Origine et histoire
Le château d'Hierges, aussi appelé « château de Jérusalem », est un château fort édifié sur un éperon rocheux dominant la vallée de la Joncquière, près de la frontière franco-belge, dans le département des Ardennes. Ses origines remontent à un castrum du IXe siècle, intégré plus tard aux biens de la maison d'Ardenne au Xe siècle. À l’époque des croisades, la forteresse était rattachée à la principauté de Liège. Le site stratégique permettait de contrôler la voie commerciale reliant Saint-Quentin à Cologne, ainsi que la vallée de la Meuse. Le château actuel, partiellement en ruines, conserve des éléments défensifs des XIIIe–XVIe siècles, comme des tours rondes en brique rouge et pierre bleue, adaptées aux armes à feu.
Détruit presque entièrement au XVIe siècle, le château est reconstruit à partir de 1560 dans un style Renaissance, intégrant des ouvertures pour l’artillerie et des aménagements de confort. Au XVIIIe siècle, y sont ajoutés un commun et un colombier. Pendant la Révolution française, le château est assailli en 1792 par les révolutionnaires, puis ravagé par un incendie en 1793. Aujourd’hui, il subsiste des murs d’enceinte, trois tours de flanquement partiellement ruinées, et une quatrième tour semi-circulaire habitée par le propriétaire actuel. Les jardins ont été restaurés pour retrouver leur apparence de la Renaissance.
La légende locale attribue la construction du château en une seule nuit à la fée Mélusine, avec ses 365 fenêtres. Une autre légende raconte que trois rochers près de la Meuse, appelés les Dames de Meuse, seraient les épouses infidèles de chevaliers de Hierges, pétrifiées par la colère divine lors de la première croisade. Ces récits s’entremêlent à l’histoire réelle du château, marqué par les conflits médiévaux et les transformations architecturales.
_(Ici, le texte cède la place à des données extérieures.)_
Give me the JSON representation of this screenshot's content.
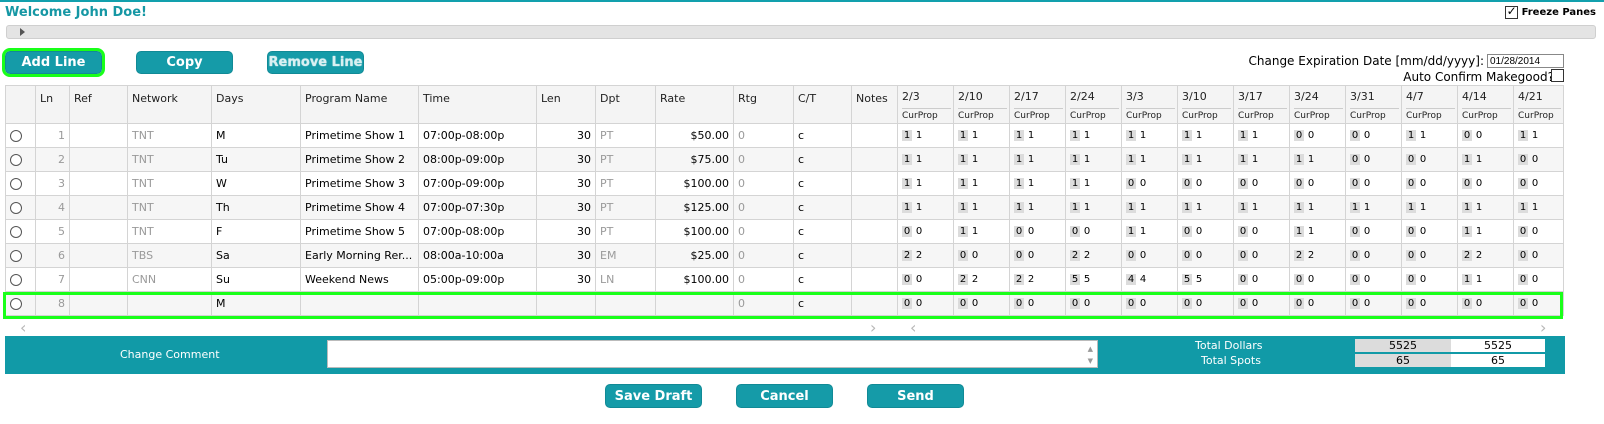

Mélusine de Hierges, aussi nommée Sybille de Lusignan, est une figure centrale des légendes locales. Descendante directe de la fée Mélusine, elle était châtelaine de Hierges et de Samson, et aurait participé aux combats pour défendre ce dernier. Fille de Manassès de Hierges, un croisé, elle épousa Guy de Lusignan et serait morte de la peste en 1190 devant Saint-Jean-d’Acre ou en 1187 à Samson. Son père, Manassès, s’illustra lors des croisades, renforçant le lien entre la seigneurie de Hierges et les expéditions en Terre sainte.
Classé monument historique en 1980, le château d’Hierges reste une propriété privée. Ses vestiges, mêlant architecture médiévale et Renaissance, témoignent de son rôle stratégique dans l’histoire régionale, entre contrôle commercial, conflits féodaux et légendes fantastiques. Les bouches à feu des tours, disposées pour des tirs croisés, rappellent son adaptation aux guerres de l’époque moderne, tandis que les fenêtres à traverse ou à croisée évoquent son évolution vers le confort résidentiel.